I recall the stir Once (2006) created when it played at the San Francisco International Film Festival several years ago. Since then, the stars of the John Carney directed musical film, Glen Hansard and Markéta Irglová, won an Academy Award and formed the band The Swell Season, also the name of a 2011 documentary about their offscreen romantic ups and downs while conquering the world.

Now playing at the Bernard B. Jacobs Theater, the stage adaptation is like discovering a cover version of a favorite song that’s, in its way, as good as the original. Although the success of the film depended on the chemistry of Hansard and Irglová, Steve Kazee and Cristin Milioti are also perfectly cast as Guy and Girl.

Having seen Once during its run at the New York Theater Workshop, Ben Brantley in The New York Times observed that director John Tiffany’s “exotically modest” production seemed “a little too twee . . . for the East Village. Yet on Broadway . . . feels as vital and surprising as the early spring that has crept up on Manhattan.”

Upon entering the theater, audience members come up on the stage for a pre-show that recreates an Irish pub setting. The supporting cast doubles and sometimes triples as musician/singers, actors and stage hands. David Patrick Kelly [The Warriors (1979)] is excellent as Da, Guy’s mandolin strumming father. His song, a melancholy Irish ballad, serves as a bridge into Act 1.

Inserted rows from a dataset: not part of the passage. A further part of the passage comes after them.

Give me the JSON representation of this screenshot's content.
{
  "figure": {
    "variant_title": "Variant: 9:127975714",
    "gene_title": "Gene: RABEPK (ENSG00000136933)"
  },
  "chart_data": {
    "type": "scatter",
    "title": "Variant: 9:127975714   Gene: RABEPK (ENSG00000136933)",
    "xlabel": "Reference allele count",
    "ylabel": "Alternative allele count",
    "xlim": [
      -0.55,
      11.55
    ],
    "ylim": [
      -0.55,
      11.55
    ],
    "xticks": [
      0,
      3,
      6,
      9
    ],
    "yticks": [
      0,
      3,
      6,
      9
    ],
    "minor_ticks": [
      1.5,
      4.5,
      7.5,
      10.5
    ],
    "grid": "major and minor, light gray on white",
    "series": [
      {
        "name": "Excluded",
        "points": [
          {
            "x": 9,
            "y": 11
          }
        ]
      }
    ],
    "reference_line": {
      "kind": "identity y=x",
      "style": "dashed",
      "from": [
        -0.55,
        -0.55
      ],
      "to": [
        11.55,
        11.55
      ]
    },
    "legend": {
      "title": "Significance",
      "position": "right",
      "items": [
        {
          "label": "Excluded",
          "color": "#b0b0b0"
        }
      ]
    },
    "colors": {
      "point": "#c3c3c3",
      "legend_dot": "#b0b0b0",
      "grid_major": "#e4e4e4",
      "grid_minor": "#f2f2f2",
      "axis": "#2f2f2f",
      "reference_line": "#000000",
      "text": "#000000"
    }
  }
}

Glen Hansard, Markéta Irglová, Steve Kazee, Cristin Milioti

If Kazee and Milioti weren’t fine singers as well as actors, the show wouldn’t work, but they do both equally well and are completely believable as struggling musicians. Show stoppers like Hansard and Irglová’s 2008 Oscar winner “Falling Slowly” never sounded better. Underlying the romance, there’s a story about immigration, globalization and being a stranger in your home town, that adds to the poignancy.